Bleeping Computer: Undocumented “backdoor” found in Bluetooth chip used by a billion devices
Thanks for the link, this article is more clear compared to the posted above.
I’m more interested to the scope of the exploit whether it could touch the flash of the controller or not as you can also do OTA update through the BLE component.
Solid article. I imagine the folks at the cyberwire podcast will be doing more digging over the weekend for a solid summary come Monday.
deleted by creator
Even if it were fixable, it would be up to manufacturers to push updates. I doubt any really care enough.
It is not easy to determine how fixable this is.
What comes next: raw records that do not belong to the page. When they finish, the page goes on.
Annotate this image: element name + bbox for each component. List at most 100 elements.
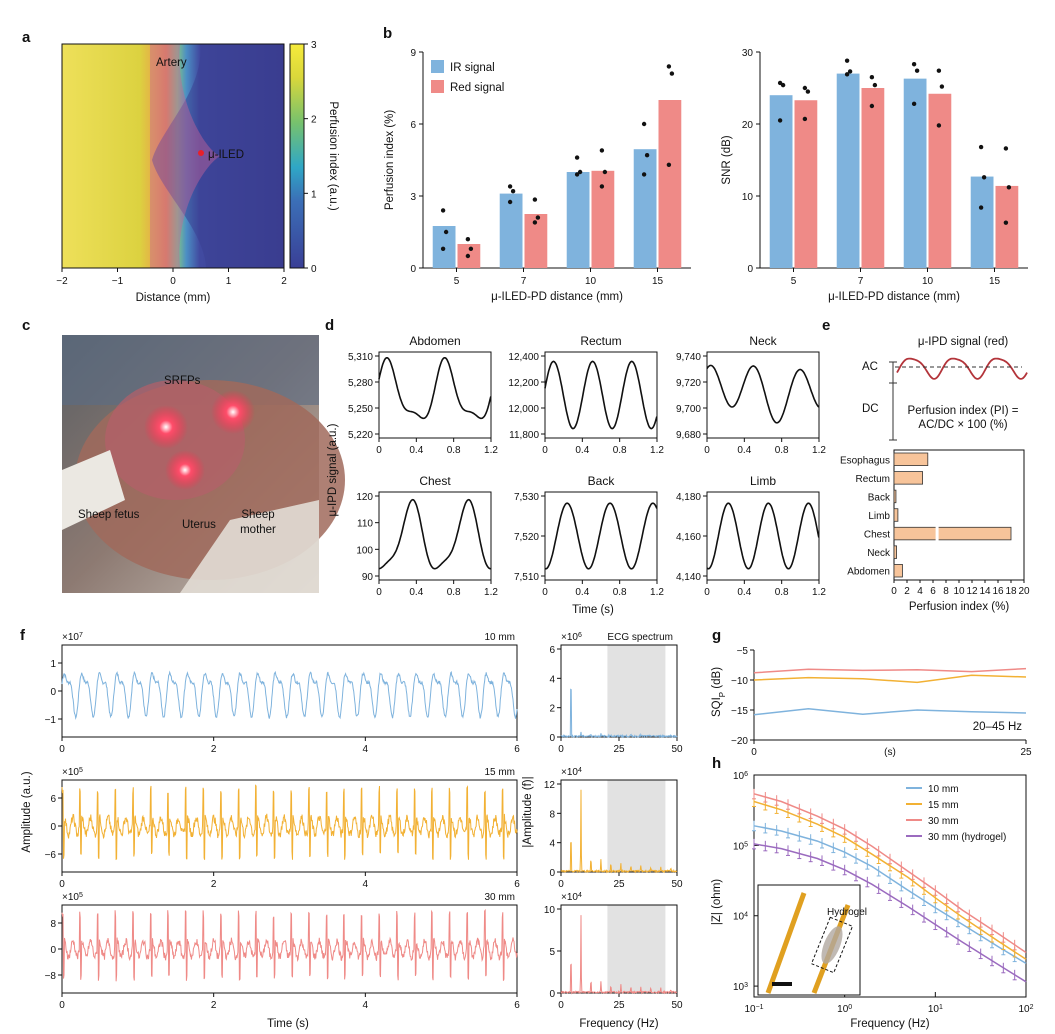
h-xtick-label: 102: [1018, 1004, 1033, 1016]
f-ytick-label: 1: [50, 659, 56, 670]
d-signal-line: [544, 360, 658, 430]
f-exponent: ×105: [62, 767, 83, 779]
data-point: [939, 84, 945, 89]
d-frame: [378, 491, 492, 581]
h-ytick-label: 106: [733, 771, 748, 783]
data-point: [780, 82, 786, 88]
e-category-label: Esophagus: [840, 455, 890, 466]
e-formula-2: AC/DC × 100 (%): [918, 419, 1007, 431]
data-point: [443, 229, 449, 235]
led-marker: [198, 150, 204, 156]
data-point: [641, 172, 647, 177]
d-xtick-label: 0.4: [409, 587, 423, 598]
data-point: [802, 116, 808, 122]
data-point: [936, 68, 942, 73]
h-legend-label: 30 mm: [928, 816, 959, 827]
f-exponent: ×107: [62, 632, 83, 644]
f-spec-ytick-label: 6: [549, 645, 555, 656]
x-tick-label: 5: [791, 276, 797, 287]
f-ytick-label: 8: [50, 919, 56, 930]
d-xtick-label: 1.2: [650, 587, 664, 598]
data-point: [872, 82, 878, 88]
d-ytick-label: 12,400: [508, 352, 539, 363]
colorbar: [289, 43, 305, 269]
f-spec-ytick-label: 0: [549, 989, 555, 1000]
e-category-label: Limb: [868, 511, 890, 522]
panel-a: Artery μ-ILED −2 −1 0 1 2 Distance (mm) 0 1 2 3…: [56, 40, 339, 304]
y-tick-label: 9: [410, 48, 416, 59]
f-spec-ytick-label: 0: [549, 733, 555, 744]
d-ytick-label: 5,310: [348, 352, 373, 363]
artery-label: Artery: [156, 57, 187, 69]
h-ytick-label: 104: [733, 911, 748, 923]
f-signal-line: [61, 784, 518, 861]
d-xtick-label: 1.2: [650, 445, 664, 456]
panel-g-ylabel: SQIP (dB): [711, 667, 727, 717]
data-point: [844, 58, 850, 63]
f-spec-ytick-label: 12: [544, 780, 556, 791]
e-xlabel: Perfusion index (%): [909, 601, 1010, 613]
data-point: [599, 184, 605, 189]
d-frame: [706, 351, 820, 439]
led-glow-1: [144, 405, 188, 449]
data-point: [978, 205, 984, 210]
x-axis-label: μ-ILED-PD distance (mm): [491, 291, 623, 303]
data-point: [666, 64, 672, 69]
y-tick-label: 6: [410, 120, 416, 131]
f-xtick-label: 0: [59, 744, 65, 755]
colorbar-ticks: 0 1 2 3: [304, 40, 317, 275]
g-ytick-label: −15: [731, 706, 748, 717]
f-ytick-label: 0: [50, 945, 56, 956]
data-point: [577, 169, 583, 175]
panel-c-photo: SRFPs Sheep fetus Uterus Sheep mother: [62, 335, 345, 593]
y-axis-label: Perfusion index (%): [384, 110, 396, 211]
data-point: [510, 189, 516, 194]
d-xtick-label: 0: [376, 445, 382, 456]
data-point: [844, 72, 850, 77]
f-xtick-label: 6: [514, 1000, 520, 1011]
f-ytick-label: −6: [45, 850, 57, 861]
h-legend-label: 30 mm (hydrogel): [928, 832, 1006, 843]
panel-e-bar-chart: Esophagus Rectum Back Limb Chest Neck Abdomen0…: [840, 449, 1030, 613]
data-point: [666, 162, 672, 167]
a-xtick-label: 1: [226, 276, 232, 287]
panel-letter-g: g: [712, 627, 721, 644]
g-xtick-label: 25: [1020, 747, 1032, 758]
e-xtick-label: 6: [930, 586, 936, 597]
f-spec-ytick-label: 2: [549, 704, 555, 715]
inset-label: Hydrogel: [827, 907, 867, 918]
data-point: [465, 253, 471, 259]
data-point: [847, 69, 853, 74]
d-ytick-label: 9,720: [676, 378, 701, 389]
g-series-line: [753, 708, 1027, 716]
f-spec-xtick-label: 25: [613, 879, 625, 890]
f-ytick-label: 0: [50, 822, 56, 833]
data-point: [1003, 220, 1009, 225]
g-series-line: [753, 674, 1027, 684]
d-title: Rectum: [580, 334, 621, 348]
d-xtick-label: 0.8: [447, 445, 461, 456]
d-title: Abdomen: [409, 334, 460, 348]
e-xtick-label: 18: [1005, 586, 1017, 597]
d-ytick-label: 110: [357, 519, 373, 530]
f-trace-1: 1 0 −1 0 2 4 6 ×107 10 mm: [45, 632, 521, 756]
panel-letter-d: d: [325, 317, 334, 334]
e-xtick-label: 4: [917, 586, 923, 597]
d-ytick-label: 12,000: [508, 404, 539, 415]
d-title: Limb: [750, 474, 776, 488]
panel-letter-c: c: [22, 317, 30, 334]
f-xtick-label: 0: [59, 1000, 65, 1011]
panel-letter-e: e: [822, 317, 830, 334]
f-distance-label: 15 mm: [484, 767, 515, 778]
d-xtick-label: 1.2: [484, 587, 498, 598]
d-xtick-label: 0.4: [575, 445, 589, 456]
f-spec-ytick-label: 4: [549, 674, 555, 685]
d-xtick-label: 1.2: [812, 587, 826, 598]
d-title: Neck: [749, 334, 777, 348]
x-tick-label: 7: [521, 276, 527, 287]
d-signal-line: [378, 357, 492, 420]
data-point: [802, 85, 808, 91]
f-ytick-label: 0: [50, 687, 56, 698]
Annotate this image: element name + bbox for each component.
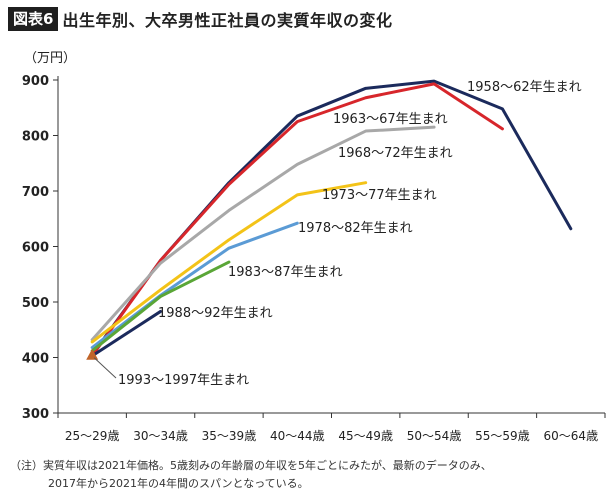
series-label-6: 1988～92年生まれ xyxy=(158,306,273,321)
series-line-4 xyxy=(90,221,299,350)
note-line-1: （注）実質年収は2021年価格。5歳刻みの年齢層の年収を5年ごとにみたが、最新の… xyxy=(10,459,492,472)
series-line-6 xyxy=(90,309,163,358)
y-tick-label: 600 xyxy=(22,241,49,256)
series-label-4: 1978～82年生まれ xyxy=(298,221,413,236)
x-tick-label: 25～29歳 xyxy=(65,429,120,443)
series-line-2 xyxy=(90,125,436,342)
chart-note: （注）実質年収は2021年価格。5歳刻みの年齢層の年収を5年ごとにみたが、最新の… xyxy=(10,457,610,493)
y-tick-label: 800 xyxy=(22,130,49,145)
label-leader-line xyxy=(93,357,117,379)
figure-label: 図表6 xyxy=(8,7,59,31)
series-marker-7 xyxy=(86,348,99,360)
series-label-0: 1958～62年生まれ xyxy=(467,80,582,95)
chart-header: 図表6 出生年別、大卒男性正社員の実質年収の変化 xyxy=(8,6,392,32)
series-line-3 xyxy=(90,181,368,344)
x-tick-label: 40～44歳 xyxy=(270,429,325,443)
x-tick-label: 30～34歳 xyxy=(133,429,188,443)
chart-title: 出生年別、大卒男性正社員の実質年収の変化 xyxy=(62,11,393,30)
series-label-5: 1983～87年生まれ xyxy=(228,265,343,280)
series-label-1: 1963～67年生まれ xyxy=(333,112,448,127)
x-tick-label: 55～59歳 xyxy=(475,429,530,443)
series-labels: 1958～62年生まれ 1963～67年生まれ 1968～72年生まれ 1973～77… xyxy=(93,80,582,388)
x-tick-label: 45～49歳 xyxy=(338,429,393,443)
x-tick-label: 35～39歳 xyxy=(202,429,257,443)
y-tick-label: 300 xyxy=(22,407,49,422)
note-line-2: 2017年から2021年の4年間のスパンとなっている。 xyxy=(48,477,309,490)
series-line-5 xyxy=(90,260,231,353)
x-tick-label: 60～64歳 xyxy=(544,429,599,443)
series-label-2: 1968～72年生まれ xyxy=(338,146,453,161)
series-line-1 xyxy=(90,82,504,358)
series-layer xyxy=(86,79,573,360)
axes: 300 400 500 600 700 800 900 25～29歳 30～34歳 35～39歳 4… xyxy=(22,74,606,443)
y-tick-label: 700 xyxy=(22,185,49,200)
series-label-7: 1993～1997年生まれ xyxy=(118,373,249,388)
x-tick-label: 50～54歳 xyxy=(407,429,462,443)
y-tick-label: 900 xyxy=(22,74,49,89)
y-axis-unit: （万円） xyxy=(24,51,76,66)
series-label-3: 1973～77年生まれ xyxy=(322,188,437,203)
y-tick-label: 400 xyxy=(22,352,49,367)
y-tick-label: 500 xyxy=(22,296,49,311)
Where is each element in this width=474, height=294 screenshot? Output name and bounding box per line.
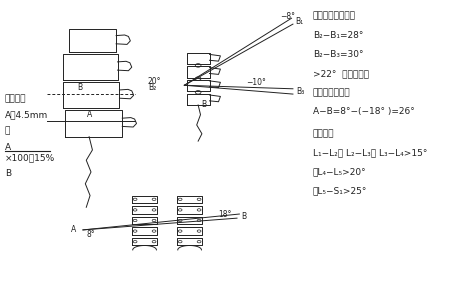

IIRC, the ESP32 has the wireless stack hidden from user space, and I am not sure if it is a blob included during link time, or if it is stored in a ROM of the chip. I do have the chips and the development enviroment in my studio, but (luckily) I decided to use a different chip for my project.
But I know there is a load of systems using either the ESP32 as their main processor, or as an auxiliary processor to add WiFi or BT capabilities, so this really is a big oh shit moment.